A variável aleatória X tem distribuição normal com média 2 e variância 1. Considere a transformação Y = 2*(X – 2). É correto afirmar que, aproximadamente:
- A)Pr(-1/2 <= Y <= 1/2 ) = 95%;
Errada, porque o intervalo de -1/2 a 1/2 e muito menor que 1 desvio-padrao de Y, entao nao corresponde a 95%.
- B)Pr(-1/2 <= Y <= 1/2) = 68%;
Errada, porque -1/2 a 1/2 tambem nao representa 68% da distribuicao de Y; o desvio-padrao de Y e 2, nao 1/2.
- C)Pr(-2 <= Y <= 2 ) = 95%;
Errada, pois -2 a 2 em uma normal com desvio-padrao 2 nao corresponde a 95%, e sim a cerca de 68%.
- D)Pr(-2 <= Y <= 2 ) = 68%;
Certa, porque Y tem media 0 e desvio-padrao 2, entao o intervalo [-2, 2] e aproximadamente 1 desvio-padrao da media, o que concentra cerca de 68% da probabilidade.

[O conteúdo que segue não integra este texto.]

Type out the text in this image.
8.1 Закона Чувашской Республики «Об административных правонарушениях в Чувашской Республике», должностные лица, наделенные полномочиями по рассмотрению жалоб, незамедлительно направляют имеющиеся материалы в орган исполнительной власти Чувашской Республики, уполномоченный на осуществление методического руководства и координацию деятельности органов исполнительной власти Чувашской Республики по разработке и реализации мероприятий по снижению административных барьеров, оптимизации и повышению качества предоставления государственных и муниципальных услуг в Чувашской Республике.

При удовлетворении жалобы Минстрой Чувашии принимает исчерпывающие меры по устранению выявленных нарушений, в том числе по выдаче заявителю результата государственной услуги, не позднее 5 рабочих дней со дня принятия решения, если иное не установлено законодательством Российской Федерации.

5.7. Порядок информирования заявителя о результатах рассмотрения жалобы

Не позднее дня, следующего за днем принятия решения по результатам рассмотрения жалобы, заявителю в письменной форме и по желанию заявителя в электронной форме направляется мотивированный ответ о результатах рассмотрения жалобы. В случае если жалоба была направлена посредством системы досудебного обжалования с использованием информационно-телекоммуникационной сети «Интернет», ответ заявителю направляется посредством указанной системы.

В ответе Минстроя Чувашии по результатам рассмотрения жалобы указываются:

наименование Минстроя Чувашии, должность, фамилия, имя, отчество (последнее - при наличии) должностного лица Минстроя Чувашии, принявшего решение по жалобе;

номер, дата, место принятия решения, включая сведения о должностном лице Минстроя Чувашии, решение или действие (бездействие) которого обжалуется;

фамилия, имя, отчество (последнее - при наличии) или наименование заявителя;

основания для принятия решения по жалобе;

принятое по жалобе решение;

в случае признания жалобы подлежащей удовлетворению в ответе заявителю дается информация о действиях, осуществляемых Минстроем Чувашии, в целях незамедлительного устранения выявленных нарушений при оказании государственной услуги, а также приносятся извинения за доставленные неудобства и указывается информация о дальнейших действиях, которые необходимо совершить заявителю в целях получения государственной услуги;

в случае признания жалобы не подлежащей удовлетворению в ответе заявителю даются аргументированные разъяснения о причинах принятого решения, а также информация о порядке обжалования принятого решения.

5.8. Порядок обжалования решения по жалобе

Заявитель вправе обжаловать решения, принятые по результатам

- E)Pr(-sqrt(2) <= Y <= sqrt(2)) = 68%.
Errada, porque +/- raiz de 2 nao e 1 desvio-padrao de Y, entao a probabilidade associada nao e 68%.
Gabarito: D
Quando voce faz uma transformacao linear em uma normal, ela continua normal. Aqui, X tem media 2 e variancia 1, entao desvio-padrao 1. A transformacao Y = 2(X - 2) primeiro centraliza X em torno de 0 e depois dobra a escala. Resultado: Y fica com media 0 e variancia 4, logo desvio-padrao 2. Agora vem o truque classico de prova: usar a regra empirica da normal. Aproximadamente 68% dos valores ficam dentro de 1 desvio-padrao da media, e cerca de 95% dentro de 2 desvios-padrao. Como Y tem media 0 e desvio-padrao 2, o intervalo de 1 desvio-padrao e de -2 ate 2. Entao Pr(-2 <= Y <= 2) e aproximadamente 68%. E por isso o gabarito e a letra D. A banca costuma cobrar isso com um detalhe algébrico simples e um pedido de leitura correta do desvio-padrao, para ver se voce nao troca 1 por 2 no calor da prova.